Aren't sparrows sold for next to nothing, two for an assarion? Yet not one of them will fall to the ground without your Father's consent. As for you, every hair on your head has been counted. So do not be afraid, you are worth more than many sparrows.- Matthew 10:29-31
For the Spirit God gave us does not make us timid (fearful), but gives us power, love, and self-control.-2 Timothy 1:7
Don't be afraid, for I am with you; don't be distressed, for I am your God. I give you strength, I give you help, and I support you with my victorious right hand.- Isaiah 41:10

Faith is the opposite of Fear. The two cannot live together. Man can't serve two masters, so maybe it's time we choose this day whom we will serve. If we truly worship the God of the Bible, the God who brought Israel out of Egypt with fire and death to their enemies, the God who stopped the sun in the sky because Joshua, his servant asked him to, the God who raises men from the dead, breaths life into a dead womb, and heals babies just because a mother asked, then why should we fear? What can the world throw at us that isn't already known by our Father? Is it even possible to trust God if we are filled with Fear?


Does that mean all will always be hunky-dory? Hardly! Ask Corrie TenBoom or George Muller. Ask the Pilgrims or Gladys Aylward. Ask any mother in labor. Sometimes Faith is terrifying. Even Yeshua (Jesus) came on bended knees in tears before Yahweh because his heart was quivering with what was to come in the Garden of Gethsemane. Fear is natural. But Faith is stronger when we trust and know our God will never abandon us.

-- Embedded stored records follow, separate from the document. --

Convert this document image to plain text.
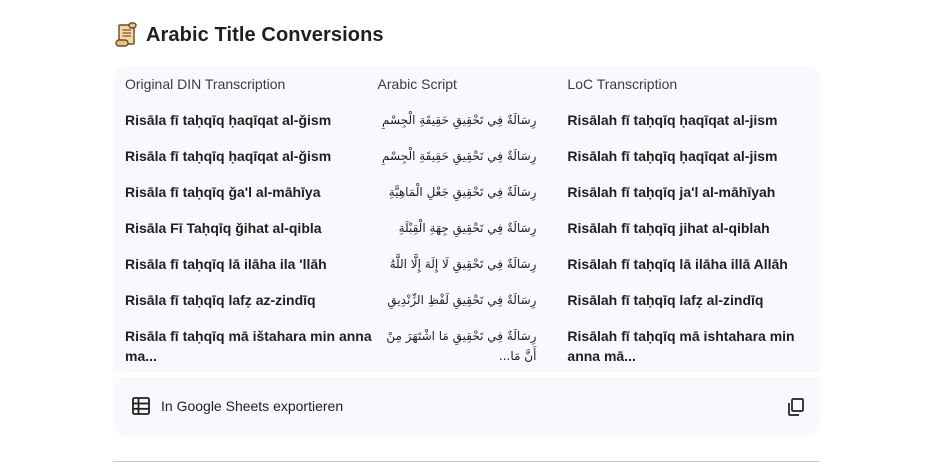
Arabic Title Conversions
Original DIN Transcription	Arabic Script	LoC Transcription
Risāla fī taḥqīq ḥaqīqat al-ǧism	رِسَالَةٌ فِي تَحْقِيقِ حَقِيقَةِ الْجِسْمِ	Risālah fī taḥqīq ḥaqīqat al-jism
Risāla fī taḥqīq ḥaqīqat al-ǧism	رِسَالَةٌ فِي تَحْقِيقِ حَقِيقَةِ الْجِسْمِ	Risālah fī taḥqīq ḥaqīqat al-jism
Risāla fī taḥqīq ǧa'l al-māhīya	رِسَالَةٌ فِي تَحْقِيقِ جَعْلِ الْمَاهِيَّةِ	Risālah fī taḥqīq ja'l al-māhīyah
Risāla Fī Taḥqīq ǧihat al-qibla	رِسَالَةٌ فِي تَحْقِيقِ جِهَةِ الْقِبْلَةِ	Risālah fī taḥqīq jihat al-qiblah
Risāla fī taḥqīq lā ilāha ila 'llāh	رِسَالَةٌ فِي تَحْقِيقِ لَا إِلَهَ إِلَّا اللَّهُ	Risālah fī taḥqīq lā ilāha illā Allāh
Risāla fī taḥqīq lafẓ az-zindīq	رِسَالَةٌ فِي تَحْقِيقِ لَفْظِ الزِّنْدِيقِ	Risālah fī taḥqīq lafẓ al-zindīq
Risāla fī taḥqīq mā ištahara min anna ma...	رِسَالَةٌ فِي تَحْقِيقِ مَا اشْتَهَرَ مِنْ أَنَّ مَا...	Risālah fī taḥqīq mā ishtahara min anna mā...
In Google Sheets exportieren
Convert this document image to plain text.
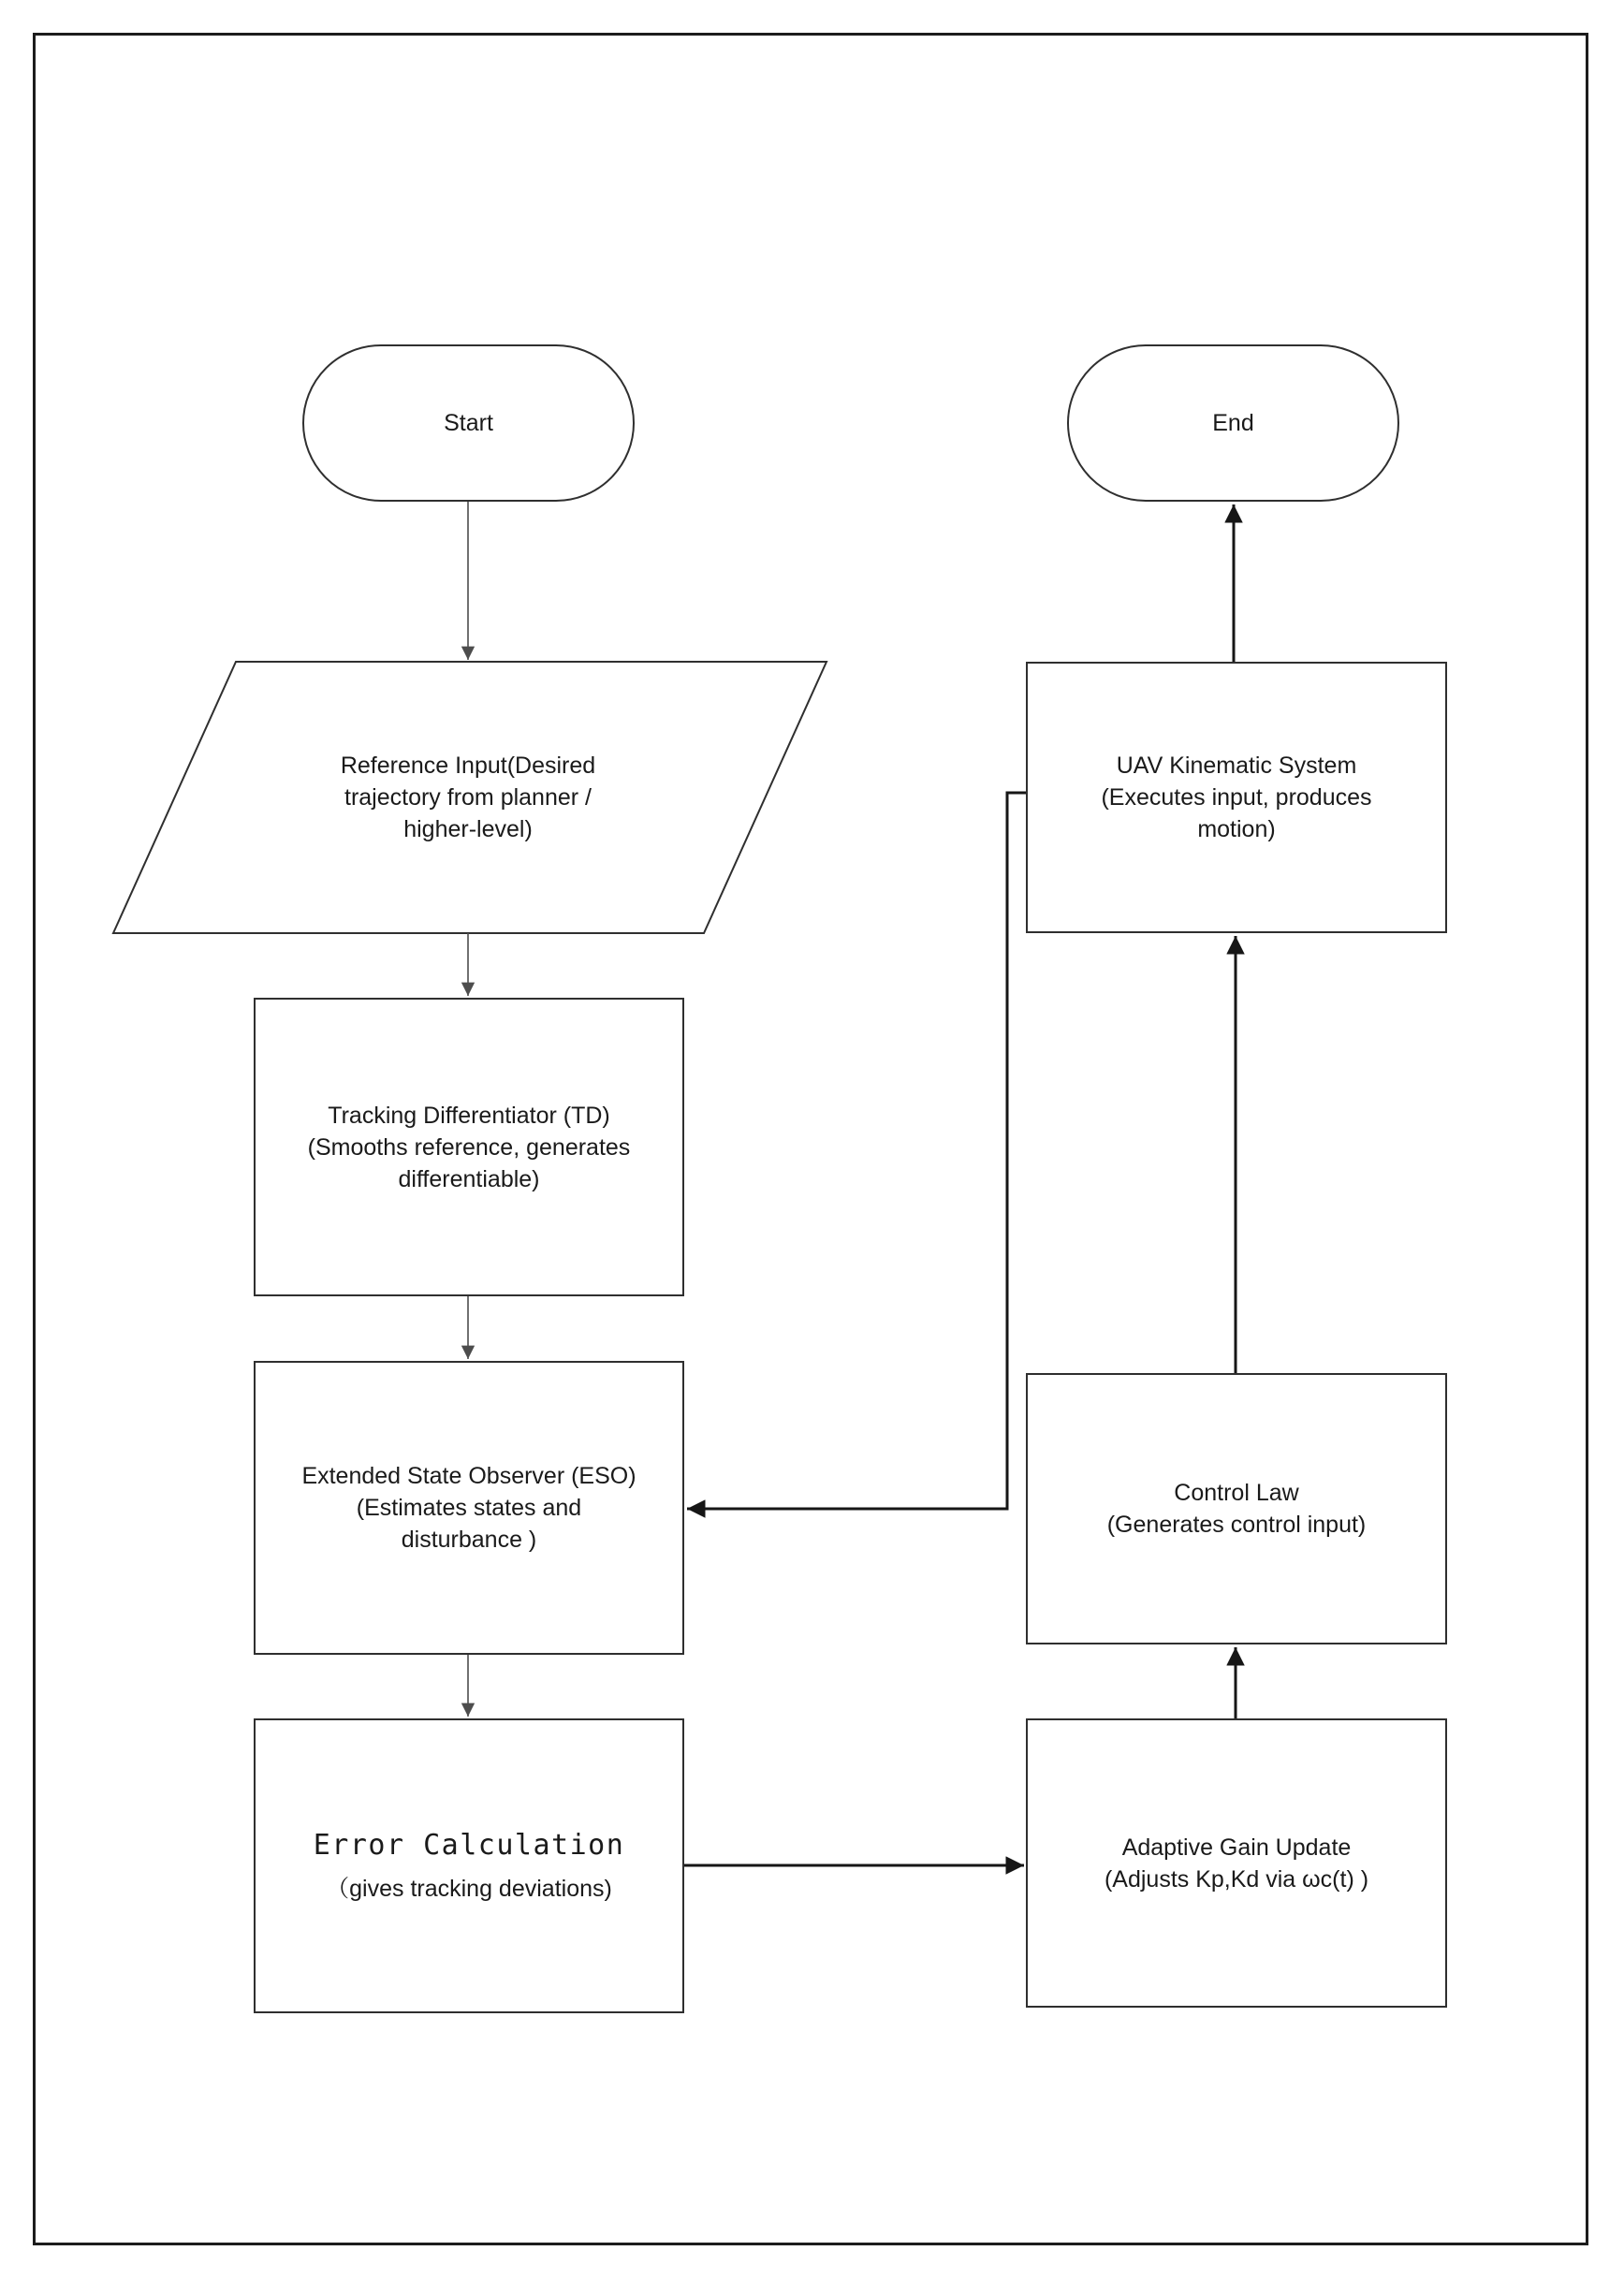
Start	End
Reference Input(Desired
trajectory from planner /
higher-level)
Tracking Differentiator (TD)
(Smooths reference, generates
differentiable)
Extended State Observer (ESO)
(Estimates states and
disturbance )
Error Calculation
（gives tracking deviations)
UAV Kinematic System
(Executes input, produces
motion)
Control Law
(Generates control input)
Adaptive Gain Update
(Adjusts Kp,Kd via ωc(t) )
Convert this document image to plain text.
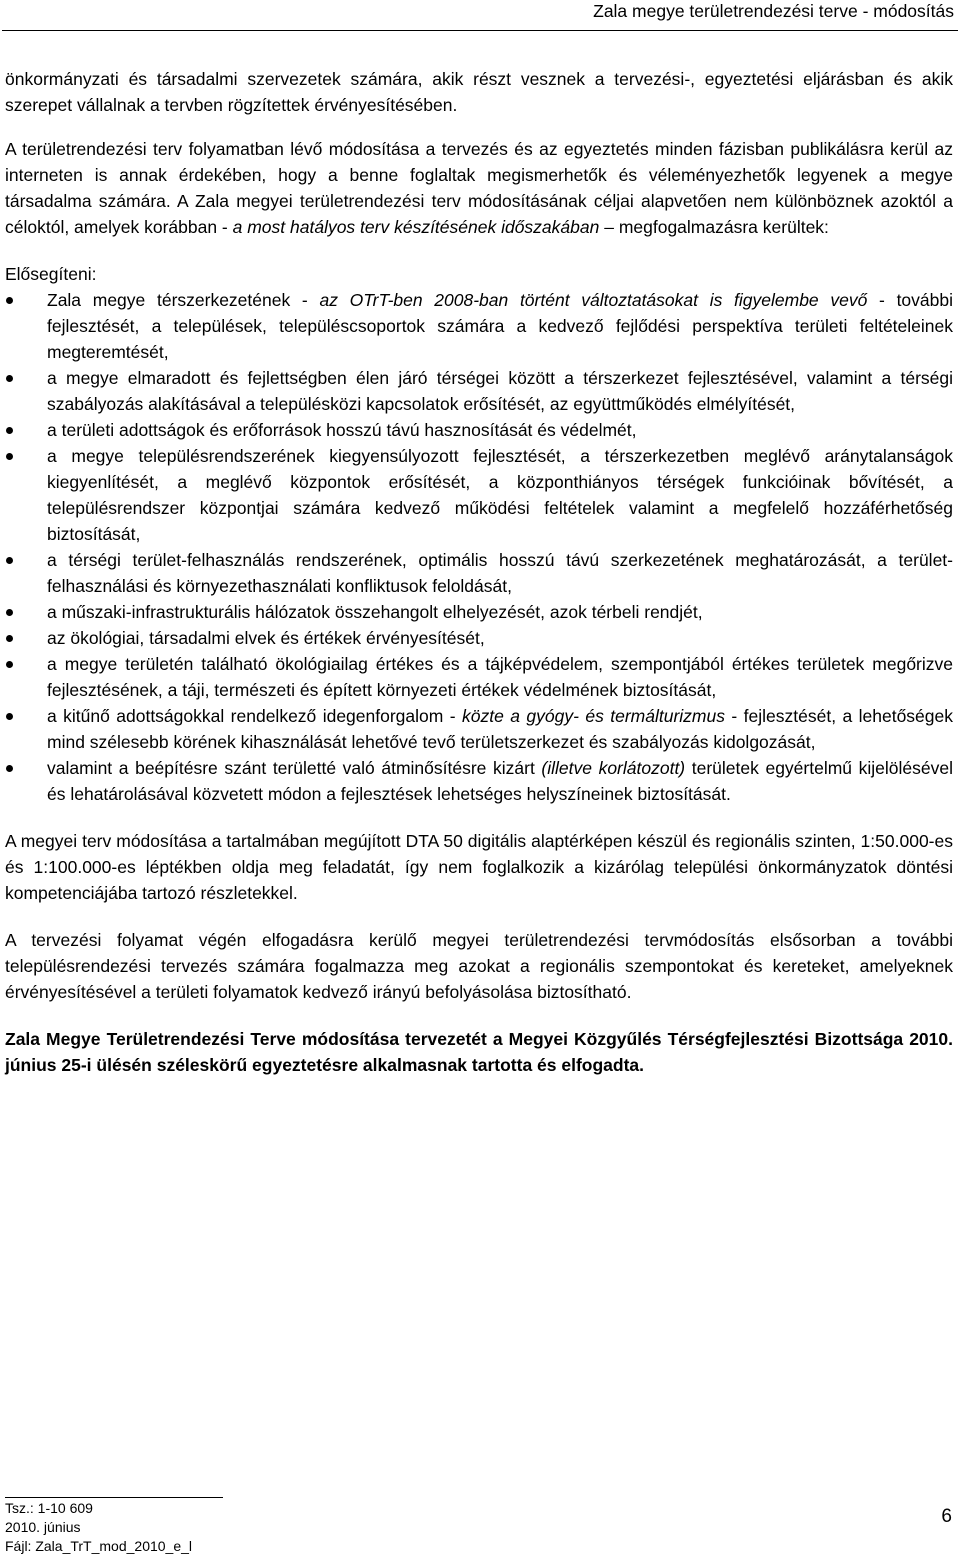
Zala megye területrendezési terve - módosítás

önkormányzati és társadalmi szervezetek számára, akik részt vesznek a tervezési-, egyeztetési eljárásban és akik szerepet vállalnak a tervben rögzítettek érvényesítésében.

A területrendezési terv folyamatban lévő módosítása a tervezés és az egyeztetés minden fázisban publikálásra kerül az interneten is annak érdekében, hogy a benne foglaltak megismerhetők és véleményezhetők legyenek a megye társadalma számára. A Zala megyei területrendezési terv módosításának céljai alapvetően nem különböznek azoktól a céloktól, amelyek korábban - a most hatályos terv készítésének időszakában – megfogalmazásra kerültek:

Elősegíteni:

Zala megye térszerkezetének - az OTrT-ben 2008-ban történt változtatásokat is figyelembe vevő - további fejlesztését, a települések, településcsoportok számára a kedvező fejlődési perspektíva területi feltételeinek megteremtését,
a megye elmaradott és fejlettségben élen járó térségei között a térszerkezet fejlesztésével, valamint a térségi szabályozás alakításával a településközi kapcsolatok erősítését, az együttműködés elmélyítését,
a területi adottságok és erőforrások hosszú távú hasznosítását és védelmét,
a megye településrendszerének kiegyensúlyozott fejlesztését, a térszerkezetben meglévő aránytalanságok kiegyenlítését, a meglévő központok erősítését, a központhiányos térségek funkcióinak bővítését, a településrendszer központjai számára kedvező működési feltételek valamint a megfelelő hozzáférhetőség biztosítását,
a térségi terület-felhasználás rendszerének, optimális hosszú távú szerkezetének meghatározását, a terület-felhasználási és környezethasználati konfliktusok feloldását,
a műszaki-infrastrukturális hálózatok összehangolt elhelyezését, azok térbeli rendjét,
az ökológiai, társadalmi elvek és értékek érvényesítését,
a megye területén található ökológiailag értékes és a tájképvédelem, szempontjából értékes területek megőrizve fejlesztésének, a táji, természeti és épített környezeti értékek védelmének biztosítását,
a kitűnő adottságokkal rendelkező idegenforgalom - közte a gyógy- és termálturizmus - fejlesztését, a lehetőségek mind szélesebb körének kihasználását lehetővé tevő területszerkezet és szabályozás kidolgozását,
valamint a beépítésre szánt területté való átminősítésre kizárt (illetve korlátozott) területek egyértelmű kijelölésével és lehatárolásával közvetett módon a fejlesztések lehetséges helyszíneinek biztosítását.

A megyei terv módosítása a tartalmában megújított DTA 50 digitális alaptérképen készül és regionális szinten, 1:50.000-es és 1:100.000-es léptékben oldja meg feladatát, így nem foglalkozik a kizárólag települési önkormányzatok döntési kompetenciájába tartozó részletekkel.

A tervezési folyamat végén elfogadásra kerülő megyei területrendezési tervmódosítás elsősorban a további településrendezési tervezés számára fogalmazza meg azokat a regionális szempontokat és kereteket, amelyeknek érvényesítésével a területi folyamatok kedvező irányú befolyásolása biztosítható.

Zala Megye Területrendezési Terve módosítása tervezetét a Megyei Közgyűlés Térségfejlesztési Bizottsága 2010. június 25-i ülésén széleskörű egyeztetésre alkalmasnak tartotta és elfogadta.

Tsz.: 1-10 609
2010. június
Fájl: Zala_TrT_mod_2010_e_l
6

I am sharing this in Faith. I share the words I write because I ask the Holy Spirit to guide me, and He almost always guides me here. To share what I'm learning in case someone else might need to learn it too. I have a passion for writing, and a hard-to-overcome Fear of sharing what I write. It's a vulnerable thing for me to do, and vulnerability is scary! I open myself up to criticism, to having to defend why I have Faith, to having to answer questions that make me angry, make me nervous, make me loose friends. I know I've lost friends since I turned over the reigns to Yeshua in my life. I have had conversations where I've been accused of being in a cult, or loosing my way. I've had long time friends drop off the face of the earth, or hold me at arm's length since I started being honest. But my Faith is in my Father. And I have been given the honor of meeting new friends, of being sharpened by other Believers, and hopefully, of being able to help others who feel like I have.


All praise be to Yahweh, who has given us the gift go Yeshua our Messiah, and of the Holy Spirit to lead us while we await his glorious return. I pray you, dear reader, find the courage to step out in Faith, and let go of Fear so that Yahweh can lead you to still waters, and make you into the warrior of Faith He wants you to be.